Before pointing out that “we let issues perk, and so we let racial segregation perk for 50 years from 1898 to 1954,” she asked: “If the issue is letting the states experiment (with same-sex marriage bans) and letting the society have more time to figure out its direction, why is taking a case now the answer?” The question embodied much of sentiment of other justices, leading the New York Times to summarize the hearing with the headline: “Justices Say Time May Be Wrong for Gay Marriage Case.”
Three theories are at work in this line of reasoning: 1) The judiciary has an obligation to make sure its rulings reflect public opinion 2) judges should always avoid rulings that conflict with public opinion and 3) the Supreme Court should not immediately strike down laws violating the Constitution’s equal protection precepts because state fights over those statutes allegedly help the public reach consensus on those underlying issues.

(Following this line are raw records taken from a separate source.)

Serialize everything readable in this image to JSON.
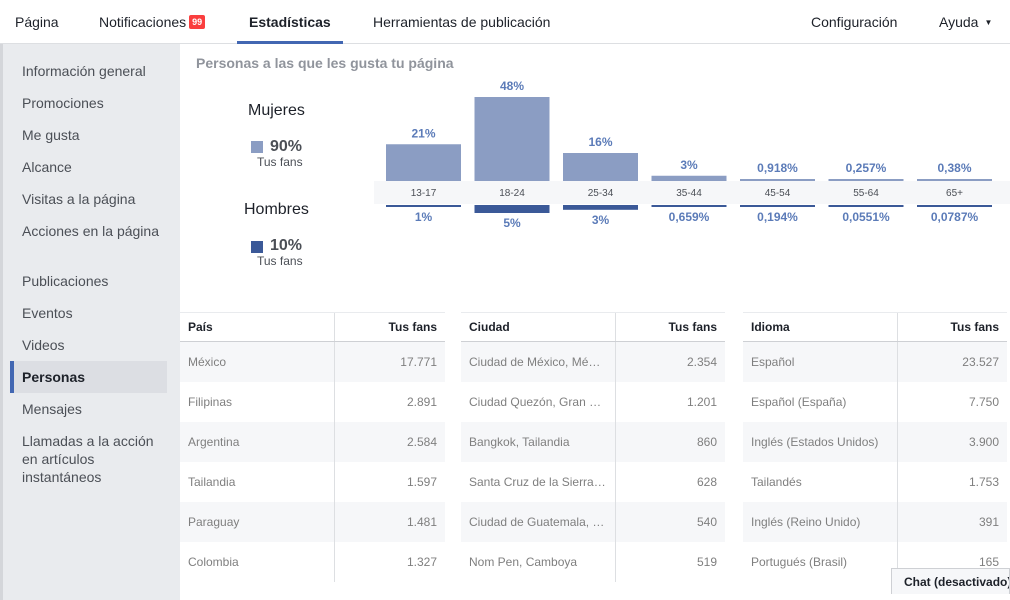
{
  "topnav": {
    "tabs": [
      {
        "label": "Página"
      },
      {
        "label": "Notificaciones",
        "badge": "99"
      },
      {
        "label": "Estadísticas"
      },
      {
        "label": "Herramientas de publicación"
      }
    ],
    "right": [
      {
        "label": "Configuración"
      },
      {
        "label": "Ayuda"
      }
    ]
  },
  "sidebar": {
    "items": [
      {
        "label": "Información general"
      },
      {
        "label": "Promociones"
      },
      {
        "label": "Me gusta"
      },
      {
        "label": "Alcance"
      },
      {
        "label": "Visitas a la página"
      },
      {
        "label": "Acciones en la página"
      },
      {
        "label": "Publicaciones"
      },
      {
        "label": "Eventos"
      },
      {
        "label": "Videos"
      },
      {
        "label": "Personas"
      },
      {
        "label": "Mensajes"
      },
      {
        "label": "Llamadas a la acción en artículos instantáneos"
      }
    ]
  },
  "main": {
    "section_title": "Personas a las que les gusta tu página",
    "women": {
      "label": "Mujeres",
      "pct": "90%",
      "sub": "Tus fans"
    },
    "men": {
      "label": "Hombres",
      "pct": "10%",
      "sub": "Tus fans"
    }
  },
  "chart_data": {
    "type": "bar",
    "categories": [
      "13-17",
      "18-24",
      "25-34",
      "35-44",
      "45-54",
      "55-64",
      "65+"
    ],
    "series": [
      {
        "name": "Mujeres",
        "values": [
          21,
          48,
          16,
          3,
          0.918,
          0.257,
          0.38
        ],
        "labels": [
          "21%",
          "48%",
          "16%",
          "3%",
          "0,918%",
          "0,257%",
          "0,38%"
        ],
        "color": "#8b9dc3"
      },
      {
        "name": "Hombres",
        "values": [
          1,
          5,
          3,
          0.659,
          0.194,
          0.0551,
          0.0787
        ],
        "labels": [
          "1%",
          "5%",
          "3%",
          "0,659%",
          "0,194%",
          "0,0551%",
          "0,0787%"
        ],
        "color": "#3b5998"
      }
    ]
  },
  "tables": {
    "country": {
      "headers": [
        "País",
        "Tus fans"
      ],
      "rows": [
        [
          "México",
          "17.771"
        ],
        [
          "Filipinas",
          "2.891"
        ],
        [
          "Argentina",
          "2.584"
        ],
        [
          "Tailandia",
          "1.597"
        ],
        [
          "Paraguay",
          "1.481"
        ],
        [
          "Colombia",
          "1.327"
        ]
      ]
    },
    "city": {
      "headers": [
        "Ciudad",
        "Tus fans"
      ],
      "rows": [
        [
          "Ciudad de México, Mé…",
          "2.354"
        ],
        [
          "Ciudad Quezón, Gran …",
          "1.201"
        ],
        [
          "Bangkok, Tailandia",
          "860"
        ],
        [
          "Santa Cruz de la Sierra…",
          "628"
        ],
        [
          "Ciudad de Guatemala, …",
          "540"
        ],
        [
          "Nom Pen, Camboya",
          "519"
        ]
      ]
    },
    "language": {
      "headers": [
        "Idioma",
        "Tus fans"
      ],
      "rows": [
        [
          "Español",
          "23.527"
        ],
        [
          "Español (España)",
          "7.750"
        ],
        [
          "Inglés (Estados Unidos)",
          "3.900"
        ],
        [
          "Tailandés",
          "1.753"
        ],
        [
          "Inglés (Reino Unido)",
          "391"
        ],
        [
          "Portugués (Brasil)",
          "165"
        ]
      ]
    }
  },
  "chat": {
    "label": "Chat (desactivado)"
  },
  "colors": {
    "accent": "#4267b2",
    "women": "#8b9dc3",
    "men": "#3b5998",
    "badge": "#fa3e3e"
  }
}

Though Sotomayor’s logic appears reasonable at first glance, it isn’t. First and foremost, it is wrong for anybody to refer to a half-century of uninterrupted segregation as anything but awful, regardless of whether the struggle against such bigotry ultimately moved public opinion in the right direction. Additionally, the deeper jurisprudential principle being forwarded is distasteful. It radically reimagines the American judiciary as a mere validator of majority public opinion.
That, of course, is not what the judiciary is supposed to be. Elected legislators are charged with representing the public will in matters of legislation. But in the words of Alexander Hamilton, judges are appointed—and not elected—to a separate branch of government in order to ensure that their rulings do not represent the fleeting whims of public opinion and instead represent nothing “but the Constitution and the laws.”

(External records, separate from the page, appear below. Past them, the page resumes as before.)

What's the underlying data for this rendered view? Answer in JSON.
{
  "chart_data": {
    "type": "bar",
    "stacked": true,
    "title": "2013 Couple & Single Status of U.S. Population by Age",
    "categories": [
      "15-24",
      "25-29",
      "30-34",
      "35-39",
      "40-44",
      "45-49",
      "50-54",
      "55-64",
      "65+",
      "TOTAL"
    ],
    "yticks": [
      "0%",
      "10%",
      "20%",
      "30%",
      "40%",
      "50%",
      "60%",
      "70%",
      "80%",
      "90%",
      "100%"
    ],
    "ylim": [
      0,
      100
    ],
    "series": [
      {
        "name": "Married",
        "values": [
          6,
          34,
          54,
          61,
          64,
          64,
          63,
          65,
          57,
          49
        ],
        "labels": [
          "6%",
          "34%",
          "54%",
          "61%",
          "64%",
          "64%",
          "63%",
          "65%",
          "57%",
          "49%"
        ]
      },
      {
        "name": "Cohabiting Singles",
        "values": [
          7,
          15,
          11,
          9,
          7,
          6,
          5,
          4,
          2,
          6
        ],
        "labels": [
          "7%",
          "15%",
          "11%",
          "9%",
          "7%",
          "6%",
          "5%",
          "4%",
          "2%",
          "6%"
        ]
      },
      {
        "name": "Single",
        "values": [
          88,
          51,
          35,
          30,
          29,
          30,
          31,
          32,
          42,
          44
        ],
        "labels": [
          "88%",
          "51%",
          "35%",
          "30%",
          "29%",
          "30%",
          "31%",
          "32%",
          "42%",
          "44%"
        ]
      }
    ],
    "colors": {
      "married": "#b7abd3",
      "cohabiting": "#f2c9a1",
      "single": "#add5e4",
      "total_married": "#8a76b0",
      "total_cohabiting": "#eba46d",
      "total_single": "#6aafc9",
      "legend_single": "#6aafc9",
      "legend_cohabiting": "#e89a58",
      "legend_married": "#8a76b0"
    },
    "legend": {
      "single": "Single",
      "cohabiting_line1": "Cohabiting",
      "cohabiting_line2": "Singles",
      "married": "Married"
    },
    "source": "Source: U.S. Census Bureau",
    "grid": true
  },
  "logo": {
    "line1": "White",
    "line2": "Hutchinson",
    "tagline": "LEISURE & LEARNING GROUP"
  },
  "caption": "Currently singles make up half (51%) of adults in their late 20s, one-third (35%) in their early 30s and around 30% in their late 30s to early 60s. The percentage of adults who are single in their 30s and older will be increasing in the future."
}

In adjudicating such cases, judges are supposed to prevent a tyranny of the majority from trampling the constitutional rights of minorities. As they did in the Loving vs. Virginia case overturning bans on interracial marriage, justices are supposed to uphold the Constitution even if public opinion doesn’t support them doing so. That can only happen if judges are ruling exclusively on the constitutionality of discrimination - and not on whether such discrimination happens to be supported by the majority of citizens.

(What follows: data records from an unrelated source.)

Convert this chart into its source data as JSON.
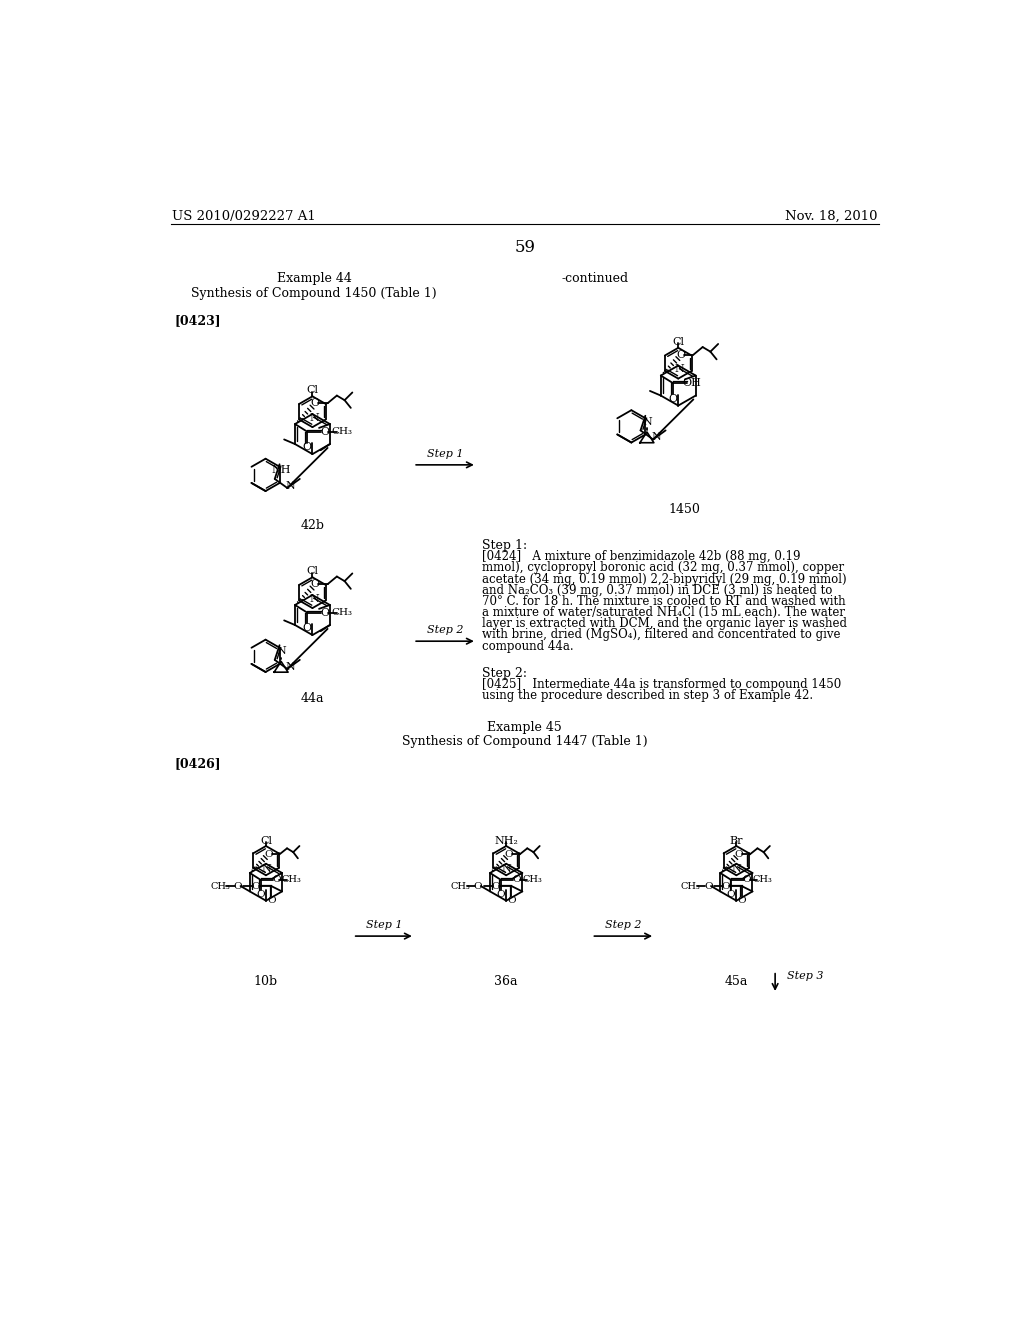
{
  "page_number": "59",
  "patent_number": "US 2010/0292227 A1",
  "patent_date": "Nov. 18, 2010",
  "background_color": "#ffffff",
  "title_left": "Example 44",
  "subtitle_left": "Synthesis of Compound 1450 (Table 1)",
  "para_ref_1": "[0423]",
  "continued_label": "-continued",
  "label_42b": "42b",
  "label_44a": "44a",
  "label_1450": "1450",
  "step1_label": "Step 1",
  "step2_label": "Step 2",
  "step1_header": "Step 1:",
  "step1_body": "[0424]   A mixture of benzimidazole 42b (88 mg, 0.19\nmmol), cyclopropyl boronic acid (32 mg, 0.37 mmol), copper\nacetate (34 mg, 0.19 mmol) 2,2-bipyridyl (29 mg, 0.19 mmol)\nand Na₂CO₃ (39 mg, 0.37 mmol) in DCE (3 ml) is heated to\n70° C. for 18 h. The mixture is cooled to RT and washed with\na mixture of water/saturated NH₄Cl (15 mL each). The water\nlayer is extracted with DCM, and the organic layer is washed\nwith brine, dried (MgSO₄), filtered and concentrated to give\ncompound 44a.",
  "step2_header": "Step 2:",
  "step2_body": "[0425]   Intermediate 44a is transformed to compound 1450\nusing the procedure described in step 3 of Example 42.",
  "example45_title": "Example 45",
  "example45_subtitle": "Synthesis of Compound 1447 (Table 1)",
  "para_ref_45": "[0426]",
  "label_10b": "10b",
  "label_36a": "36a",
  "label_45a": "45a",
  "step1_45_label": "Step 1",
  "step2_45_label": "Step 2",
  "step3_45_label": "Step 3"
}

Sotomayor and her fellow justices seem to be saying the opposite—they seem to be making the radical claim that the public might not be ready for a sweeping ruling on same-sex marriage bans. That is a radical notion because those judges are insinuating that constitutional questions about equal protection should be less important than subjective questions about the current public mood.
But that’s the thing—while politics and the public shift, the right to equal protection under the law is supposed to be immutable. That right is either being protected or being violated. Indeed, the whole genius of the Founders’ creation of an independent judiciary is the recognition of that fundamental truth—and the corollary recognition that there is never a “right time” or a “wrong time” to uphold the Constitution.
Should this Supreme Court declare otherwise by refusing to strike down same sex marriage bans, it will set a dangerous precedent that constitutionality is now a matter of how the court perceives popular opinion rather than whether America is respecting all of its citizens’ inalienable rights.